According to ESPN.com, its affiliated magazine is set to publish a story in their upcoming September 5th issue that has to do with the confidential results of a poll regarding how current NFL players feel about Philadelphia Eagles quarterback and infamous superstar Michael Vick.
The poll surveyed 44 current NFL players, who shall remain anonymous, in an effort to gauge the league-wide perception of the Eagles' leading man.
On Wednesday afternoon, SportsCenter displayed the hard stats of the poll, which discovered that 100 percent of those surveyed said that they "liked" Vick. This comes as a surprise to many because, even though the vast majority of the NFL community has forgiven Vick, there are still those out there that are not so easily moved. Yet in NFL players' circles, it seems as though most of Vick's peers do not hold any resentment toward him.
That is all well and good, because even though I personally cannot allow myself to ever like Vick, I guess it's okay that those he plays with are able to do so. After all, he has not committed any acts of deviance since his return to the NFL, and perhaps others are simply more forgiving than I am.
Look, it's no secret to those that know me that I am one of the biggest Michael Vick critics out there. Yet even I have deviated a bit from the hard-line "Vick doesn't deserve a second chance" stance that I had firmly held for quite some time.
Because even I must admit, he is a real treat to watch on the field and his incredible talent is simply unmatched. As long as he continues to repair his image and does not fall back into old habits, maybe I won't be so hard on him in the future.
But what really bothers me about this upcoming article is that many of the players said that they actually "felt bad" for Vick due to the way he is still treated by some in the media. Furthermore, 58.1 percent believed that he had been treated unfairly during his criminal proceedings, and that his prison sentence was far too severe.
Too severe? The guy only served 18 months in prison after being convicted of running an underground organization that endorsed the killing of dogs—hardly just deserts for such a heinous act.

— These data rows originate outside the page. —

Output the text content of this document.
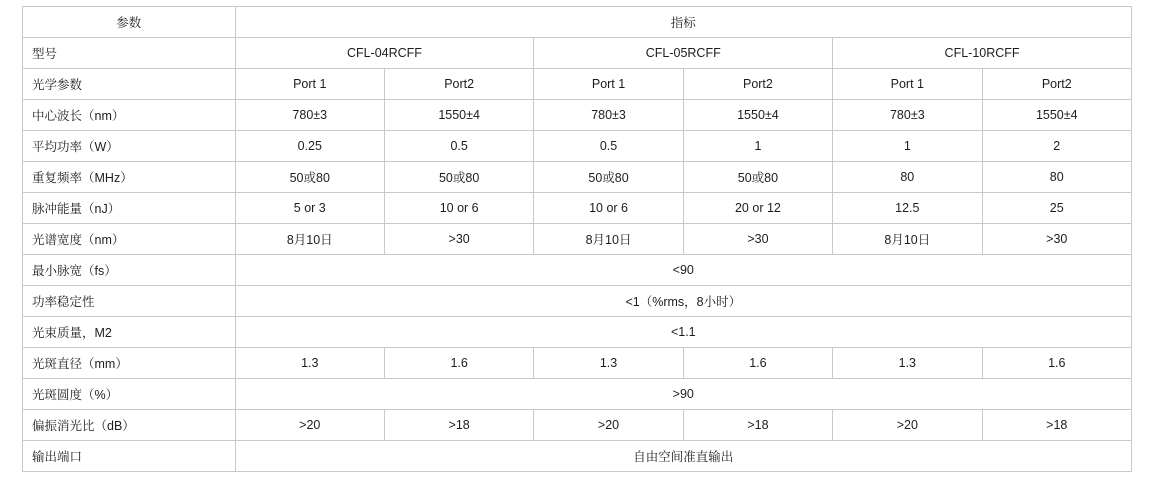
参数	指标					
型号	CFL-04RCFF		CFL-05RCFF		CFL-10RCFF	
光学参数	Port 1	Port2	Port 1	Port2	Port 1	Port2
中心波长（nm）	780±3	1550±4	780±3	1550±4	780±3	1550±4
平均功率（W）	0.25	0.5	0.5	1	1	2
重复频率（MHz）	50或80	50或80	50或80	50或80	80	80
脉冲能量（nJ）	5 or 3	10 or 6	10 or 6	20 or 12	12.5	25
光谱宽度（nm）	8月10日	>30	8月10日	>30	8月10日	>30
最小脉宽（fs）	<90					
功率稳定性	<1（%rms，8小时）					
光束质量，M2	<1.1					
光斑直径（mm）	1.3	1.6	1.3	1.6	1.3	1.6
光斑圆度（%）	>90					
偏振消光比（dB）	>20	>18	>20	>18	>20	>18
输出端口	自由空间准直输出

To be clear, I'm not saying that Vick should have spent the rest of his life in jail, and I realize that there are players currently in the NFL who have committed more severe crimes. But to say that you actually "feel bad" for Michael Vick, in any way, is absolutely ridiculous.
The man got a second chance at playing a game in a league that every young boy in America dreams about, and this was after being incarcerated in a federal institution. Not only that, but most average citizens who get out of federal prison have a tough time landing a job at McDonald's after their release, but this guy got to play in the NFL again. Wow, tough break there.

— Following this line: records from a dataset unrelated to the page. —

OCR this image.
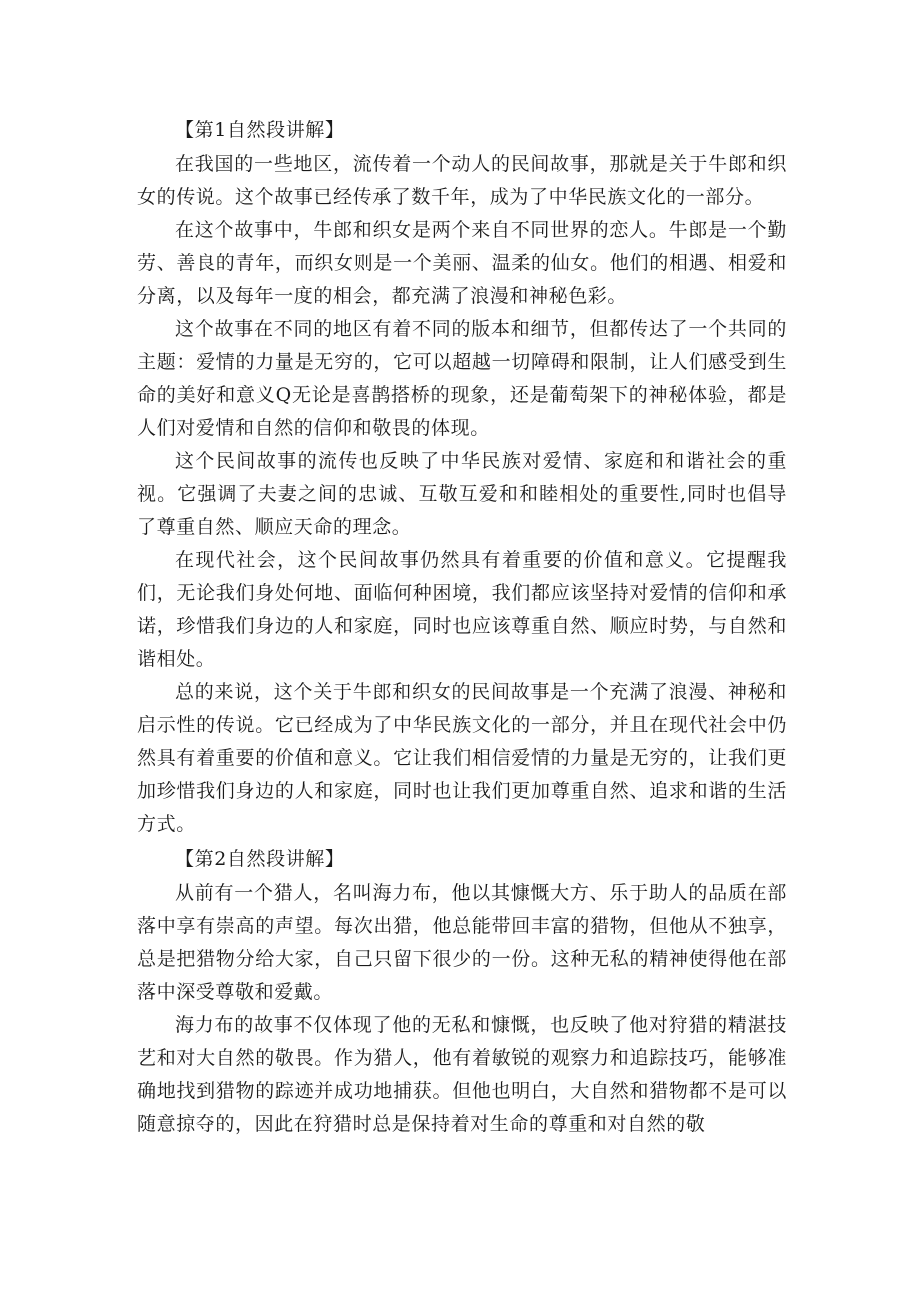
【第1自然段讲解】

在我国的一些地区，流传着一个动人的民间故事，那就是关于牛郎和织女的传说。这个故事已经传承了数千年，成为了中华民族文化的一部分。

在这个故事中，牛郎和织女是两个来自不同世界的恋人。牛郎是一个勤劳、善良的青年，而织女则是一个美丽、温柔的仙女。他们的相遇、相爱和分离，以及每年一度的相会，都充满了浪漫和神秘色彩。

这个故事在不同的地区有着不同的版本和细节，但都传达了一个共同的主题：爱情的力量是无穷的，它可以超越一切障碍和限制，让人们感受到生命的美好和意义Q无论是喜鹊搭桥的现象，还是葡萄架下的神秘体验，都是人们对爱情和自然的信仰和敬畏的体现。

这个民间故事的流传也反映了中华民族对爱情、家庭和和谐社会的重视。它强调了夫妻之间的忠诚、互敬互爱和和睦相处的重要性,同时也倡导了尊重自然、顺应天命的理念。

在现代社会，这个民间故事仍然具有着重要的价值和意义。它提醒我们，无论我们身处何地、面临何种困境，我们都应该坚持对爱情的信仰和承诺，珍惜我们身边的人和家庭，同时也应该尊重自然、顺应时势，与自然和谐相处。

总的来说，这个关于牛郎和织女的民间故事是一个充满了浪漫、神秘和启示性的传说。它已经成为了中华民族文化的一部分，并且在现代社会中仍然具有着重要的价值和意义。它让我们相信爱情的力量是无穷的，让我们更加珍惜我们身边的人和家庭，同时也让我们更加尊重自然、追求和谐的生活方式。

【第2自然段讲解】

从前有一个猎人，名叫海力布，他以其慷慨大方、乐于助人的品质在部落中享有崇高的声望。每次出猎，他总能带回丰富的猎物，但他从不独享，总是把猎物分给大家，自己只留下很少的一份。这种无私的精神使得他在部落中深受尊敬和爱戴。

海力布的故事不仅体现了他的无私和慷慨，也反映了他对狩猎的精湛技艺和对大自然的敬畏。作为猎人，他有着敏锐的观察力和追踪技巧，能够准确地找到猎物的踪迹并成功地捕获。但他也明白，大自然和猎物都不是可以随意掠夺的，因此在狩猎时总是保持着对生命的尊重和对自然的敬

Vick is also now the most talked about player in the game today, and his jersey sales have reached astronomical numbers over the past three seasons. Fans everywhere cannot stop raving about his electric playing style and MVP-like performance last season, and now he is set to receive even more praise this season with his team looking like the NFC favorite to reach the Super Bowl.

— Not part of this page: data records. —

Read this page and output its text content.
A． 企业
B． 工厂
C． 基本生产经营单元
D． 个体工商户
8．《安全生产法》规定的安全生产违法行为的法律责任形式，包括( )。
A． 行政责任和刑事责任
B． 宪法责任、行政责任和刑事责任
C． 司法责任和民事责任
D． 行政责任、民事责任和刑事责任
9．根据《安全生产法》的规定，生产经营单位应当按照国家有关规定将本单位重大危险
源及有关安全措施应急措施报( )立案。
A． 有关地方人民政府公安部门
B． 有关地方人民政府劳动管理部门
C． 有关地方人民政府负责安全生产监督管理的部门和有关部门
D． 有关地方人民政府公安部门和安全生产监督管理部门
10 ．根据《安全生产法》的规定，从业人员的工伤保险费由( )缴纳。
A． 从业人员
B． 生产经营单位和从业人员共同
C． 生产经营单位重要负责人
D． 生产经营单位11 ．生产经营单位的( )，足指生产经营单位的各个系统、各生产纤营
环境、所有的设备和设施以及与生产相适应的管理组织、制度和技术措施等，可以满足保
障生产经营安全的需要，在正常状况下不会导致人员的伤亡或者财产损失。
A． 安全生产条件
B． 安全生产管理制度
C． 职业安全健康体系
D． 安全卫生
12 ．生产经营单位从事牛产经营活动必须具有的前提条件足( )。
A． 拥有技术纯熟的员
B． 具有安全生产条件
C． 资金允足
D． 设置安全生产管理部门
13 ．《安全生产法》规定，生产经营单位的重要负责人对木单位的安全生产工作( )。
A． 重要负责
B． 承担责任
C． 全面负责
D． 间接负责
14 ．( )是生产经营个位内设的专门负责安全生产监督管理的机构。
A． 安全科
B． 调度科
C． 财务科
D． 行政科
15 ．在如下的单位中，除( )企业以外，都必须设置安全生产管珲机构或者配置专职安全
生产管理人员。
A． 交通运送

Also, I truly cannot remember the last time that I've seen a story published about the dog fighting scandal. It seems as though the vast majority of the public has either forgotten about it, or simply does not feel as though it is important any longer. So where is this incessant criticism that is being mentioned in this article? Because honestly, I just don't see it.
So spare me the sap story about how Michael Vick still gets a bad rap from some people in the media. Because quite frankly, most of the general public is actually treating him like the second coming of Christ. I have no problem with him trying to rebuild his life after such a dark time, but for people to feel any sympathy toward the guy at all is not only completely ignorant, but it is also downright pathetic.